7. Q-Day and post-quantum cryptography
GS area: GS-3 (Science and Technology, Cybersecurity)
Google's 65-qubit Willow quantum processor demonstrates capabilities that sharpen concern about Q-Day: the moment a quantum computer breaks widely used encryption.
- Q-Day defined: The point at which a sufficiently powerful quantum computer can break RSA-2048 encryption (the standard protecting most internet communications, banking and government systems).
- Mechanism: Shor's algorithm (published 1994) shows that a quantum computer can factor large numbers exponentially faster than classical computers. RSA encryption relies on the difficulty of factoring large numbers.
- Google Willow: A 65-qubit superconducting quantum processor. It demonstrates improved error-correction relative to earlier systems. It is not yet large enough to break RSA-2048 (which requires millions of fault-tolerant logical qubits) but represents a directional advance.
- NIST response: The US National Institute of Standards and Technology has standardised three post-quantum cryptographic algorithms: CRYSTALS-Kyber (for key exchange), CRYSTALS-Dilithium and FALCON (for digital signatures).
- India's exposure: India has no published national post-quantum migration strategy. Critical infrastructure (banking, defence, UIDAI) uses classical encryption.
Static linkage: Cybersecurity Policy; National Quantum Mission; IT Act 2000; Critical Information Infrastructure Protection.
8. Planetary-defence exercise on 3I/ATLAS
GS area: GS-3 (Science and Technology, Space)
NASA, ESA and the UN International Asteroid Warning Network jointly conduct a planetary-defence exercise centred on a hypothetical object called 3I/ATLAS.
- Scenario: 3I/ATLAS is modelled as an interstellar object moving at approximately 60 km per second. This is faster than any solar-system asteroid.
- Purpose: The exercise tests early-warning protocols, tracking-network coordination and emergency-response chains across space agencies.
- Participants: NASA (Planetary Defense Coordination Office), ESA (Space Safety Programme) and the UN-affiliated IAWN (International Asteroid Warning Network).
- Policy context: The UN Committee on the Peaceful Uses of Outer Space (COPUOS) has adopted planetary-defence guidelines. Space Treaty 1967 binds states to avoid harmful contamination of outer space.
- India's role: ISRO participates in the Space Situational Awareness network but does not yet have a dedicated planetary-defence mission.

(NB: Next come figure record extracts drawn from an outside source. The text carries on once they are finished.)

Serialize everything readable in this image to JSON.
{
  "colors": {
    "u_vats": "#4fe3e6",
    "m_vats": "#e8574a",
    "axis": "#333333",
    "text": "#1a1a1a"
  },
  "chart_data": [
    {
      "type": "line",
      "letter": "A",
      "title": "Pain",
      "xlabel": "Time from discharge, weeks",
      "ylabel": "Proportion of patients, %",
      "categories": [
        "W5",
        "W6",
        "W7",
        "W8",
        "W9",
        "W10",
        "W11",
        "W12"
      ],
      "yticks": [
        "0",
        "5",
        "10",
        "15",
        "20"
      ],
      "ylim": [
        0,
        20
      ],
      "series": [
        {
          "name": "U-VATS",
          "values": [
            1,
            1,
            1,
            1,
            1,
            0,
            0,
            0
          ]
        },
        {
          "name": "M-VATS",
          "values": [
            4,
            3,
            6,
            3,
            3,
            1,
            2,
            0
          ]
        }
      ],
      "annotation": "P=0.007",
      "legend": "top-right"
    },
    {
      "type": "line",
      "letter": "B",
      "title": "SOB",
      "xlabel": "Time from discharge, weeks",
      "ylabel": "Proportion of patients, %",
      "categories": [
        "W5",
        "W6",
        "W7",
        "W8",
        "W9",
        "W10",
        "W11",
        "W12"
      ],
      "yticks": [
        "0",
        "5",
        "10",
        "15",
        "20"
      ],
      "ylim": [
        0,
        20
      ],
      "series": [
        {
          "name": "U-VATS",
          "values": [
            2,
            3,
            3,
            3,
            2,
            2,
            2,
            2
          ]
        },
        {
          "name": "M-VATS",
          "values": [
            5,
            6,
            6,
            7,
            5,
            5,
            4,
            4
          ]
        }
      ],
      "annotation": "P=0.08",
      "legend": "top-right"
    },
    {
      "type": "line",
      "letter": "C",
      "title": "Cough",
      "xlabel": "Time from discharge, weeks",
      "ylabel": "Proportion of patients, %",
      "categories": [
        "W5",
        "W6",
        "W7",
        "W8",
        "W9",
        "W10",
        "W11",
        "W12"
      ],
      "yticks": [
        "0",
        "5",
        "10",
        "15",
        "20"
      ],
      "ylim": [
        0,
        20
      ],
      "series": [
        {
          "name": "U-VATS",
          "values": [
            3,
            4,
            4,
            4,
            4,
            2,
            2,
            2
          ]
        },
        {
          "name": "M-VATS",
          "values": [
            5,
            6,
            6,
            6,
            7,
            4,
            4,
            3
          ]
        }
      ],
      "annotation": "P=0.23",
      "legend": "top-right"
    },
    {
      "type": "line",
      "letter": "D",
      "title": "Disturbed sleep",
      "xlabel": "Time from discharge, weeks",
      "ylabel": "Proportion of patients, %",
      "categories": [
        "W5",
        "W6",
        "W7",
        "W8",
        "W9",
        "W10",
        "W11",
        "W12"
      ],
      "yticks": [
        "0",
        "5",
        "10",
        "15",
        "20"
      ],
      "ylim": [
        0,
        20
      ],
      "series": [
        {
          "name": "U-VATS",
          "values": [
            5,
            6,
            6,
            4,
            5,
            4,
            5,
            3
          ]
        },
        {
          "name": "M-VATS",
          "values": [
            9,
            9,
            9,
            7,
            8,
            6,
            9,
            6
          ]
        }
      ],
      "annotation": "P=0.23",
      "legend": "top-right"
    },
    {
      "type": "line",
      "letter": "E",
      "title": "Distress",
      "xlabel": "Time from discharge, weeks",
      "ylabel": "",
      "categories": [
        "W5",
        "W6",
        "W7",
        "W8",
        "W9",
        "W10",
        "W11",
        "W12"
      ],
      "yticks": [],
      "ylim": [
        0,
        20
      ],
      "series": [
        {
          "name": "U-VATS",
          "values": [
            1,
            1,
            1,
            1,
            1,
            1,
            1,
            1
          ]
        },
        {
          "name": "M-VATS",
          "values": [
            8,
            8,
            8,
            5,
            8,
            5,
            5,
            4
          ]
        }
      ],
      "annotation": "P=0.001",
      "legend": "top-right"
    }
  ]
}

Static linkage: Outer Space Treaty 1967; COPUOS; ISRO mandates; Science and Technology in National Security.
9. Sea of Japan: strategic geography
GS area: GS-1 (World Geography) and GS-2 (International Relations)

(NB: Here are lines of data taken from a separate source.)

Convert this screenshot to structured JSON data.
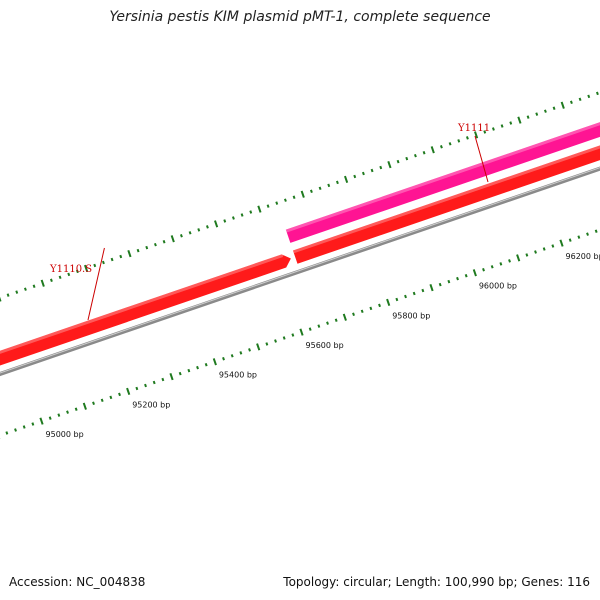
{
  "title": "Yersinia pestis KIM plasmid pMT-1, complete sequence",
  "footer": {
    "accession": "Accession: NC_004838",
    "summary": "Topology: circular; Length: 100,990 bp; Genes: 116"
  },
  "colors": {
    "backbone": "#8a8a8a",
    "forward_gene": "#ff1a1a",
    "highlight_gene": "#ff1493",
    "gene_label": "#cc0000",
    "tick": "#1f7a1f"
  },
  "genes": [
    {
      "label": "Y1110.S",
      "start": 94800,
      "end": 95620,
      "strand": "+",
      "color": "#ff1a1a"
    },
    {
      "label": "Y1111",
      "start": 95640,
      "end": 96400,
      "strand": "+",
      "color": "#ff1a1a"
    },
    {
      "label": "",
      "start": 95640,
      "end": 96400,
      "strand": "+",
      "color": "#ff1493"
    }
  ],
  "ruler": {
    "labels": [
      "95000 bp",
      "95200 bp",
      "95400 bp",
      "95600 bp",
      "95800 bp",
      "96000 bp",
      "96200 bp"
    ],
    "positions": [
      95000,
      95200,
      95400,
      95600,
      95800,
      96000,
      96200
    ]
  }
}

US B-52 strategic bombers conduct joint drills with Japanese jets over the Sea of Japan. The exercise highlights the sea's strategic position.
- Location: The Sea of Japan is a semi-enclosed marginal sea of the western Pacific Ocean.
- Area: Approximately 978,000 sq km.
- Bordering entities: Japan borders it to the east. Russia borders it to the north and northwest. Korea (both North and South) borders it to the west and southwest.
- Connecting straits: The Korea Strait (south), Tsushima Strait (south), Tsugaru Strait (north, between Honshu and Hokkaido), La Perouse Strait (north, between Hokkaido and Sakhalin) and Kanmon Strait (south).
- Strategic significance: North Korea's missile tests frequently fly over or near this sea. US-Japan exercises use it to demonstrate extended deterrence.
Static linkage: Indo-Pacific Strategy; Quad; Straits and their strategic significance; India-Japan relations.
10. Briefly noted
- Saraswati river connection: The Sutlej-Ghaggar system studied in the IVC drought research is widely proposed as the historical Saraswati river described in Vedic literature. Its drying is relevant to both environmental and textual history.
- Millet significance: The Harappan switch to millets such as jowar and bajra under drought stress is an early documented case of climate-adaptive agriculture. India is now the world's largest millet producer.
- NIST post-quantum timeline: NIST began its post-quantum cryptography standardisation process in 2016. Final standards were published in 2024. Governments have until approximately 2030 to migrate critical systems.